Study reveals disagreements between scientists

In the journal Frontiers in Ecology and Evolution Donfrancesco writes: ‘We need to address this issue before wolf-dog hybrids backcross with wolves to the extent that wolf populations will be lost to hybrid swarms, and the conservation of wild populations will become unfeasible.’

The study scrutinised the approach of numerous scientists and concluded that disparate opinions endangered any forthright restorative action. The lack of agreement among those ‘best placed to tackle the problem‘ was cited as a hindrance to proper manangement of the growing numbers of wolf-dogs.

A rescue bid is also hampered by a lack of research of wolf-dog hybrids. ‘The fact that we know so little about the ecology, behaviour and social acceptance of the wolf-dog hybrids adds a layer of concern to the issue,’ Mr Donfrancesco told the Independent.

Should the number of wolf-dog hybrids continue to rise, the long-term survival and evolution of the lupine species are threatened.

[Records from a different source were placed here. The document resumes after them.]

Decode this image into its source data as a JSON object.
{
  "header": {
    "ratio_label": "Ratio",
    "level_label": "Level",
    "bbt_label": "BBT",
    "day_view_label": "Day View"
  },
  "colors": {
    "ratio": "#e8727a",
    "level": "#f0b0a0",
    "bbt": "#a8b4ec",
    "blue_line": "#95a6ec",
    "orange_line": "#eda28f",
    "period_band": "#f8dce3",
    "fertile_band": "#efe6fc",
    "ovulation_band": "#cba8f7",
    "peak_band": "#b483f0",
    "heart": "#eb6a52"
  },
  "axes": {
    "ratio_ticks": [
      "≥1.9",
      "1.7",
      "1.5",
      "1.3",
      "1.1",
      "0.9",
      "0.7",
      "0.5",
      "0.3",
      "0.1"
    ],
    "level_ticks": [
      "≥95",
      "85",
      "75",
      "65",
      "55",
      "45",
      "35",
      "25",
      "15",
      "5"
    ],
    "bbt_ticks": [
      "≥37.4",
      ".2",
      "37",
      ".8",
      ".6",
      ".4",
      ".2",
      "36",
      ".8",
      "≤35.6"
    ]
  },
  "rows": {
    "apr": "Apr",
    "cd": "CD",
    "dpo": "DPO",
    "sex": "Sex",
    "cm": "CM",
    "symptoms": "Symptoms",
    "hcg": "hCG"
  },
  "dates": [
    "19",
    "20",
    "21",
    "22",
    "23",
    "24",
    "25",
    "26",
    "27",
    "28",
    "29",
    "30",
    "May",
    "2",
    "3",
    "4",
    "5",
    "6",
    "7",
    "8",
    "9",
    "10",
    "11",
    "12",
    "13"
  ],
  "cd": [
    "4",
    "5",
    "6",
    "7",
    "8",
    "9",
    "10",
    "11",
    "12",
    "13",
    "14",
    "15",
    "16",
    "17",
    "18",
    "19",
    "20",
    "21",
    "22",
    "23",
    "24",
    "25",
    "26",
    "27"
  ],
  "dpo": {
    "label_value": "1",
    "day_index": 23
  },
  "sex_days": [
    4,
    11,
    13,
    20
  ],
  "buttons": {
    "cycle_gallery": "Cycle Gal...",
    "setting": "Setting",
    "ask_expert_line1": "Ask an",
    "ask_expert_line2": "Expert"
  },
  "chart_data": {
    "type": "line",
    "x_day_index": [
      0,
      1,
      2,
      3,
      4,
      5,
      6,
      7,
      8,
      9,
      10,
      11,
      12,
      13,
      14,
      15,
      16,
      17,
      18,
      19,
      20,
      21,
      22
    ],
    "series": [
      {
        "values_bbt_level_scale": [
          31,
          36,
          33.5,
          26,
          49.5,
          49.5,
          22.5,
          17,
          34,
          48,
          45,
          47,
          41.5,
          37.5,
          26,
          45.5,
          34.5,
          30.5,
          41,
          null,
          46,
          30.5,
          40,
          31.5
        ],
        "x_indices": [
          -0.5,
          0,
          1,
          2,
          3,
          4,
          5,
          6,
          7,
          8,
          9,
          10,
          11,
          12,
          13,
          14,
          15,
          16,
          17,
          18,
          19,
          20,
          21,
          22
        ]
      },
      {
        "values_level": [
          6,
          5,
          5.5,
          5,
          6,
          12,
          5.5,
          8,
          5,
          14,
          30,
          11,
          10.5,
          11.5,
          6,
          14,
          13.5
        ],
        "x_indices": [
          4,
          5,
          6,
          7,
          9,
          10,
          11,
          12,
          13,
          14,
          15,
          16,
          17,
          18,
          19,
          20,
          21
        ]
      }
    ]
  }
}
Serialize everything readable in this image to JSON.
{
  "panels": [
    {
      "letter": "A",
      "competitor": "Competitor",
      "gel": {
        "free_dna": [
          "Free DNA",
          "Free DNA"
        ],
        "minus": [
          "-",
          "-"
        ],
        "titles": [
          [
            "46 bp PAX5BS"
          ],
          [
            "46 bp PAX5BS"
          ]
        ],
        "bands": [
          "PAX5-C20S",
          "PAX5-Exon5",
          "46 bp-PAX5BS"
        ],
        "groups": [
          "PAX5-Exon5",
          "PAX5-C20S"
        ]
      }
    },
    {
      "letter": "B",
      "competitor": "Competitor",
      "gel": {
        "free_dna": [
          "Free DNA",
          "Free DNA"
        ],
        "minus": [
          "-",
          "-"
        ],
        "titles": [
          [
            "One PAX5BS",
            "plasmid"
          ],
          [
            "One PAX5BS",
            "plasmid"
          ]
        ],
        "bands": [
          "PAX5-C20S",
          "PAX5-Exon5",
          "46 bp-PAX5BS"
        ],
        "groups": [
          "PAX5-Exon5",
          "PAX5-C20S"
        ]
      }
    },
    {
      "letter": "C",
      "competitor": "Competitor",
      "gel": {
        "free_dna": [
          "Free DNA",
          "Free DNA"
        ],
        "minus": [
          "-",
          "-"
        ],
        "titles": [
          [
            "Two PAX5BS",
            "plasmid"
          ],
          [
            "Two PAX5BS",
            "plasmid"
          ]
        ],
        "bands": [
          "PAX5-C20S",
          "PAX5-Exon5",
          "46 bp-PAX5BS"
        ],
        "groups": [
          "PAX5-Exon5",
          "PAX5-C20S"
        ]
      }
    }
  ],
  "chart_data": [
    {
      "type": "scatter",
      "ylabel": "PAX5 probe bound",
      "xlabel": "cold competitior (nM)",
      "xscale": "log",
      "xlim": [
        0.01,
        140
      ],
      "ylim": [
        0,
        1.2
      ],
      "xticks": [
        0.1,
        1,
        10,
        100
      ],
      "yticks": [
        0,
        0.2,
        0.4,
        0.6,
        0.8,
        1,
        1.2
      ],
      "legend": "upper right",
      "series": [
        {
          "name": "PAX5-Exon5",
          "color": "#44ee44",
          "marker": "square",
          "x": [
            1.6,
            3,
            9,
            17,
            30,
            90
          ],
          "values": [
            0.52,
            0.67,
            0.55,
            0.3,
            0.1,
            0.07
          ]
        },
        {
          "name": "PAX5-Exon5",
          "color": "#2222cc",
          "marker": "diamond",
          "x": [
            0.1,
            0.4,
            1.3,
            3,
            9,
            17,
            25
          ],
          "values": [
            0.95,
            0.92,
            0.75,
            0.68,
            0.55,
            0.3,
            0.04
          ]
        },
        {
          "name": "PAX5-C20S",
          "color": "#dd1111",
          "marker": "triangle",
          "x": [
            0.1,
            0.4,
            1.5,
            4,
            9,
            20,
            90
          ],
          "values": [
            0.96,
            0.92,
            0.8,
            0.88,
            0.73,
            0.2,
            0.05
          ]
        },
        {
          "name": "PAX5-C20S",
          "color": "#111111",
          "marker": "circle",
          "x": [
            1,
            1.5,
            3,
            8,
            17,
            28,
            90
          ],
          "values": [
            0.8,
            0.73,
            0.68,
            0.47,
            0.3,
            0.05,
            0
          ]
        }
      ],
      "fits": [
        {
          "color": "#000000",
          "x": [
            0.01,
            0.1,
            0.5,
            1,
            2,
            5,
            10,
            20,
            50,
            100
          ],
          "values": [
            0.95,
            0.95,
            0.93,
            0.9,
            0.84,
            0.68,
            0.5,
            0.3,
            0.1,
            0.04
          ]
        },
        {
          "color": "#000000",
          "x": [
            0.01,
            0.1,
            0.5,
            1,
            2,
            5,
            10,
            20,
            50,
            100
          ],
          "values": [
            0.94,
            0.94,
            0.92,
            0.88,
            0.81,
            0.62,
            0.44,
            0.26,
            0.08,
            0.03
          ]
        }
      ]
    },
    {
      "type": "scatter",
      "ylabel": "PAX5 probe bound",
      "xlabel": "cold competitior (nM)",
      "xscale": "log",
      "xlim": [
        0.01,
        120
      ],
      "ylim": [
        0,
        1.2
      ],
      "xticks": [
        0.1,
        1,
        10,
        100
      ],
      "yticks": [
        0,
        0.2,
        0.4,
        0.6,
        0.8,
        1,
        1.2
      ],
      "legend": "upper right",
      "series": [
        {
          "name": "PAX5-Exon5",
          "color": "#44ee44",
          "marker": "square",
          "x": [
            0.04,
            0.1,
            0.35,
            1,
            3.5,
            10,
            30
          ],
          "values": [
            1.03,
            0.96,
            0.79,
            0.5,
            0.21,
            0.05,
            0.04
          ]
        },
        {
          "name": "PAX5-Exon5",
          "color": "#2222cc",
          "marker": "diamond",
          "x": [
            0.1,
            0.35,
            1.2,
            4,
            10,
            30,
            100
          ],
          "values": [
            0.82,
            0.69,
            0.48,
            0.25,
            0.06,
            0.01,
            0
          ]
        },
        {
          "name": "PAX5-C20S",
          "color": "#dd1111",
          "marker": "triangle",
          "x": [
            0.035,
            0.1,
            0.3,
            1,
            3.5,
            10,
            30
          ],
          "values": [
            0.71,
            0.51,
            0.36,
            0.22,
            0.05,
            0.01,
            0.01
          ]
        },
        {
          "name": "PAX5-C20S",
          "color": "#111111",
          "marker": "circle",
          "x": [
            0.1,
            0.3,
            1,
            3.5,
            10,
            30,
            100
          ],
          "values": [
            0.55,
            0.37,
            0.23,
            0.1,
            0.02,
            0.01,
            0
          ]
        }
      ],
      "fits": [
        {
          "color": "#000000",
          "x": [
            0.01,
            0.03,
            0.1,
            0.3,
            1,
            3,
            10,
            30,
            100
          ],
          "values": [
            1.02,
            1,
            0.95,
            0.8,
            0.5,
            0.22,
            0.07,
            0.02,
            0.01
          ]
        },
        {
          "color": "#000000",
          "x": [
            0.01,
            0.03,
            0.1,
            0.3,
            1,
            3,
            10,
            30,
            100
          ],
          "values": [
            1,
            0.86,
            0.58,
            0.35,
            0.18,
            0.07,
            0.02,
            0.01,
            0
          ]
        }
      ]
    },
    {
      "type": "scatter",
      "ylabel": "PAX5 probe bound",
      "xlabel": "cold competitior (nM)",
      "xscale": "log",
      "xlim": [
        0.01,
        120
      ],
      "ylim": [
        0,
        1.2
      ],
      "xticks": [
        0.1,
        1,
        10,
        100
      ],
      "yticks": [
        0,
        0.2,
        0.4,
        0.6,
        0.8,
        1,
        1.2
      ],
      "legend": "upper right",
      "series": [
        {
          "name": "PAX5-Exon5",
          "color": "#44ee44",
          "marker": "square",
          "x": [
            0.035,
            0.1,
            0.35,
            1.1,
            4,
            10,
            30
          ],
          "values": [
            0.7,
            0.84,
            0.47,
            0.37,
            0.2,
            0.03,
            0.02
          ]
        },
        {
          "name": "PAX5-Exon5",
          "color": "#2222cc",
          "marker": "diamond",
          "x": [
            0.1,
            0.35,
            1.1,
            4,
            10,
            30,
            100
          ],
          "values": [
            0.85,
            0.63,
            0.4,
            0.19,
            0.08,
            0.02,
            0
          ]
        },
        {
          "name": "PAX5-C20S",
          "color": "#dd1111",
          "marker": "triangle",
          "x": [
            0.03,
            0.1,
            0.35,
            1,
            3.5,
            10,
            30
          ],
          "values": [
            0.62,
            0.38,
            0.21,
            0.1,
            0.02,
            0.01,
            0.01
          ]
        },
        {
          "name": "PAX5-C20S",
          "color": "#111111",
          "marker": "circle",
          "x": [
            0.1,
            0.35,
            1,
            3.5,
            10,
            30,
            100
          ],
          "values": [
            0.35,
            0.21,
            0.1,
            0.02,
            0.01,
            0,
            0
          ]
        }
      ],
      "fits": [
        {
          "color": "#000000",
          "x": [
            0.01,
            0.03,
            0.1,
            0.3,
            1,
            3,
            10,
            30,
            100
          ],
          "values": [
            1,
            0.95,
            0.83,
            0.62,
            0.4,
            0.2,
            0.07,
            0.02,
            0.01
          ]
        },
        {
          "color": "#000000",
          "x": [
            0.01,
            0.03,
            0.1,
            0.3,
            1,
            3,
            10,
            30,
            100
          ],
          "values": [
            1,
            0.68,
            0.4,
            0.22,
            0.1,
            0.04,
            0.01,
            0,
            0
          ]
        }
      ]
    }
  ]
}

Despite the research it seems inevitable that in some parts of northern Europe wolf populations will cease to be, due to the steady encroachment of humans into wilderness and the vast numbers of domestic dogs that accompany human habitations.

Co-author Dr Nibedita Mukherjee, from the University of Exeter, said: ‘We hope that by highlighting areas of disagreement and why they occur, we will be able to build a more unified scientific opinion, and aid an effective management of this urgent issue.’